— Не оборачивайся, там твой муж: я замерла, ведь он должен быть в Норильске

— Ты говоришь, он в Норильске? — Андрей осторожно поправил салфетку, стараясь не смотреть мне в глаза. — В командировке?

— Да, — я улыбнулась, чувствуя, как приятно холодит пальцы ножка бокала. — Рейс был утренний, сейчас, наверное, уже заселяется. Связь там плохая, предупредил, что звонить не будет.

Была среда, середина ноября. За окном мокрый снег залеплял стекла такси, а здесь пахло корицей, дорогим парфюмом и тем особенным уютом, который покупаешь за деньги, чтобы на пару часов забыть о слякоти.

Я чувствовала себя невероятно живой.

В пятьдесят три года это чувство ценишь больше, чем в двадцать: оно не накатывает само собой, его нужно создавать.

Новое платье глубокого синего цвета, укладка, сделанная не «на праздник», а просто так, и Андрей напротив — внимательный, умный, с той самой сединой на висках, которая делает мужчину значительным.

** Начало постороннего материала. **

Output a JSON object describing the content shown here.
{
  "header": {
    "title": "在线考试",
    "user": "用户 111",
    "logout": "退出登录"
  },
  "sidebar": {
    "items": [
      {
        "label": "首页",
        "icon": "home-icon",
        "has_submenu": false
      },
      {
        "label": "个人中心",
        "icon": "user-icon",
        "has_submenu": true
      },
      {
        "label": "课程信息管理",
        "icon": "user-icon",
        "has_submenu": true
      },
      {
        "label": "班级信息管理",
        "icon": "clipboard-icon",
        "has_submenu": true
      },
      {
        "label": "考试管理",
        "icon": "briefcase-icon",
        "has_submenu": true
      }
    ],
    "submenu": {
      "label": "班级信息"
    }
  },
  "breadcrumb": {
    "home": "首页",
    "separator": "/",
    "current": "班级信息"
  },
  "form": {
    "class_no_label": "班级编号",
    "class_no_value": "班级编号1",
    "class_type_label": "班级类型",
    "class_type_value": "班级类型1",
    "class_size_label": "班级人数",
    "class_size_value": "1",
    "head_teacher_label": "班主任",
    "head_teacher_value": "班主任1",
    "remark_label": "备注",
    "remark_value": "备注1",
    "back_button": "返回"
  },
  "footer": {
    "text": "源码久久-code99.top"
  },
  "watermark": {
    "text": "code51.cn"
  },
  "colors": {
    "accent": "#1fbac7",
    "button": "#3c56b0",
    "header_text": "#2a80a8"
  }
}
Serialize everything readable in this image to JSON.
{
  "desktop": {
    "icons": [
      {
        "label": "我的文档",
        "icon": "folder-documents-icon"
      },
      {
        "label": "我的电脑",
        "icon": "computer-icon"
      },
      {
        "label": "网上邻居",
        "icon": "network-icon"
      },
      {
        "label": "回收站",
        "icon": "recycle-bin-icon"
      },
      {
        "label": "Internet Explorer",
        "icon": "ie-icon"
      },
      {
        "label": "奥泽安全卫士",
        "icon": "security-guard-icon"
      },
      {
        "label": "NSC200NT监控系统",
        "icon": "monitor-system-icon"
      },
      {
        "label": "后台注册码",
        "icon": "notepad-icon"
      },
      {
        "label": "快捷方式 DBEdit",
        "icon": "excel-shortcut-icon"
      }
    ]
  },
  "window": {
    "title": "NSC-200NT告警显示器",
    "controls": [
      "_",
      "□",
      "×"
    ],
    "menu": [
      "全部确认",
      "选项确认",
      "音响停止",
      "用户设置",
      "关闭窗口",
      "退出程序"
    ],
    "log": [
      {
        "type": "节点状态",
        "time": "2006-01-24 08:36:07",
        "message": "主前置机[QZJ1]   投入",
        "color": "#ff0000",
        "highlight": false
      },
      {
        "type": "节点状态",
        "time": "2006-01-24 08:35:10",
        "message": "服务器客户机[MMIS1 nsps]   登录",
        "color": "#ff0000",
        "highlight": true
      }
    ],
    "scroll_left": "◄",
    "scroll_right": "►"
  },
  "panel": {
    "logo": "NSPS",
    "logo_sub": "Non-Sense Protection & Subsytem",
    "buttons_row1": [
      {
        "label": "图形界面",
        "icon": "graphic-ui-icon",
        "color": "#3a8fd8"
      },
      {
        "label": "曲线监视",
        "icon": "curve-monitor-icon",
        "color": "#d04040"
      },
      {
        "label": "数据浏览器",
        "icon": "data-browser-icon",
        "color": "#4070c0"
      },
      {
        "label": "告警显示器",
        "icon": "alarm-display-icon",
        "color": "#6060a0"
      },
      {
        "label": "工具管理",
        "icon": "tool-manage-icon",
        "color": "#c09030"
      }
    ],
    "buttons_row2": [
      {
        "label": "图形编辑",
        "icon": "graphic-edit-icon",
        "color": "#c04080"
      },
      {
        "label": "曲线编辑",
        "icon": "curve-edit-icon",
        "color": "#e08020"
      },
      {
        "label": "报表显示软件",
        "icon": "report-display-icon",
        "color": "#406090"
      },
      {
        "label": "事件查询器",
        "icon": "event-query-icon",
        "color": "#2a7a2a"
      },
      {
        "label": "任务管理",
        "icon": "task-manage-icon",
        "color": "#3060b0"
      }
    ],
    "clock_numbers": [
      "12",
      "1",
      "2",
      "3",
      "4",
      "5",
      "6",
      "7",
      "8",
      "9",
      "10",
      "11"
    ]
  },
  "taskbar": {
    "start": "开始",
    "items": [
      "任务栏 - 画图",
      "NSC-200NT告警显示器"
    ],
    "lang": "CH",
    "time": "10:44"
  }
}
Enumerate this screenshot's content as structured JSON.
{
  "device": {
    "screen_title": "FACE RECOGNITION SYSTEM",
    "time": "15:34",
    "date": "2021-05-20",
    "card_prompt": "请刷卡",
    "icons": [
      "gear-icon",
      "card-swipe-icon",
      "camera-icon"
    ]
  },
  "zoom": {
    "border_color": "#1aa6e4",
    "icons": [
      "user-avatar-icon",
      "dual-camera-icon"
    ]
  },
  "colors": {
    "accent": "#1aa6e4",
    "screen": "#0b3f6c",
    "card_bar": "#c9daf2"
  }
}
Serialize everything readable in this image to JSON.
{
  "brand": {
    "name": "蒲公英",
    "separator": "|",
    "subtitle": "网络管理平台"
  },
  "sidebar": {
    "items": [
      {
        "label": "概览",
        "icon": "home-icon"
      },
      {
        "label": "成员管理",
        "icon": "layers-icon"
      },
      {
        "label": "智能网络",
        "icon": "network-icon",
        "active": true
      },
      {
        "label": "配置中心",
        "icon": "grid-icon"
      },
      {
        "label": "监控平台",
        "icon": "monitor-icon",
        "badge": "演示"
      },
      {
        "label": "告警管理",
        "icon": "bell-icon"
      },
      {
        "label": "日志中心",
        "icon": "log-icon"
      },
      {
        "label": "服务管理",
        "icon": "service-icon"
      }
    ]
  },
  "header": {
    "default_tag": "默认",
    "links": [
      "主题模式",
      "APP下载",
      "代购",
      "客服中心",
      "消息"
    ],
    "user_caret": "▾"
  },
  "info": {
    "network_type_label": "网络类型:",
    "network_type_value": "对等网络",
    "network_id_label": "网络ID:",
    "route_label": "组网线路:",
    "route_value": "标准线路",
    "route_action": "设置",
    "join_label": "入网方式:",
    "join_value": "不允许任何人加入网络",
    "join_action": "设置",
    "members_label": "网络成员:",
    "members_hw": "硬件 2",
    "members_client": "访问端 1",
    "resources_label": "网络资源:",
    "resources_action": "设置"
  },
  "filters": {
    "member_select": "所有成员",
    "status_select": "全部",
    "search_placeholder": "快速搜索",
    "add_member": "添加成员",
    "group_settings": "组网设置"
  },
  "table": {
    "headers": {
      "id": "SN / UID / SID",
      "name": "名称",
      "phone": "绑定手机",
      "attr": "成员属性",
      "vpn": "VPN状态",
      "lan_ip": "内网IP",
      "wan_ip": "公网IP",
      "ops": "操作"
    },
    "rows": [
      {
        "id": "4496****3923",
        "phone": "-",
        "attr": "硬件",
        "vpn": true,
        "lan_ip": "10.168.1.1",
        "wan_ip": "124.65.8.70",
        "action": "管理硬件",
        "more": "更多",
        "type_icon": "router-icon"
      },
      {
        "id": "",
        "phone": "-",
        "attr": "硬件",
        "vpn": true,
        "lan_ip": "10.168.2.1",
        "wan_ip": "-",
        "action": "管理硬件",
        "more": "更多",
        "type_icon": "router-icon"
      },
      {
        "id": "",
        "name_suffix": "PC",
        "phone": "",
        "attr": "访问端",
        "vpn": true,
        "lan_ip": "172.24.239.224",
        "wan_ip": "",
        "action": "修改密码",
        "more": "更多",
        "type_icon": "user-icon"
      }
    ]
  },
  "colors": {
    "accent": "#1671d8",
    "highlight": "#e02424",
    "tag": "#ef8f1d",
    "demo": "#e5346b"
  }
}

Мы не переступали черту. Пока. Но воздух между нами уже звенел. Это был тот этап, когда каждое случайное касание локтей кажется важным, а обычный разговор о квартальном отчёте звучит как признание.

— Марина, я давно хотел сказать… — начал он, подаваясь вперёд.

И тут его взгляд изменился.

Он словно споткнулся о невидимую преграду. Зрачки расширились, лицо посерело. Он смотрел куда-то за мое плечо, в глубину зала.

— Что? — спросила я игриво, еще не понимая. — Увидели привидение?

— Не оборачивайся, — тихо, одними губами произнес Андрей. — Просто не оборачивайся. Там твой муж.

Сердце пропустило удар, потом забилось где-то в горле, мешая дышать.

Первая мысль была глупая, детская: «Этого не может быть, он в Норильске, я сама складывала ему рубашки».

Вторая мысль обожгла холодом: я сижу здесь с мужчиной, который не мой муж, и мы выглядим слишком… согласованно. Слишком близко.

Я, конечно же, обернулась. Медленно, словно шея затекла.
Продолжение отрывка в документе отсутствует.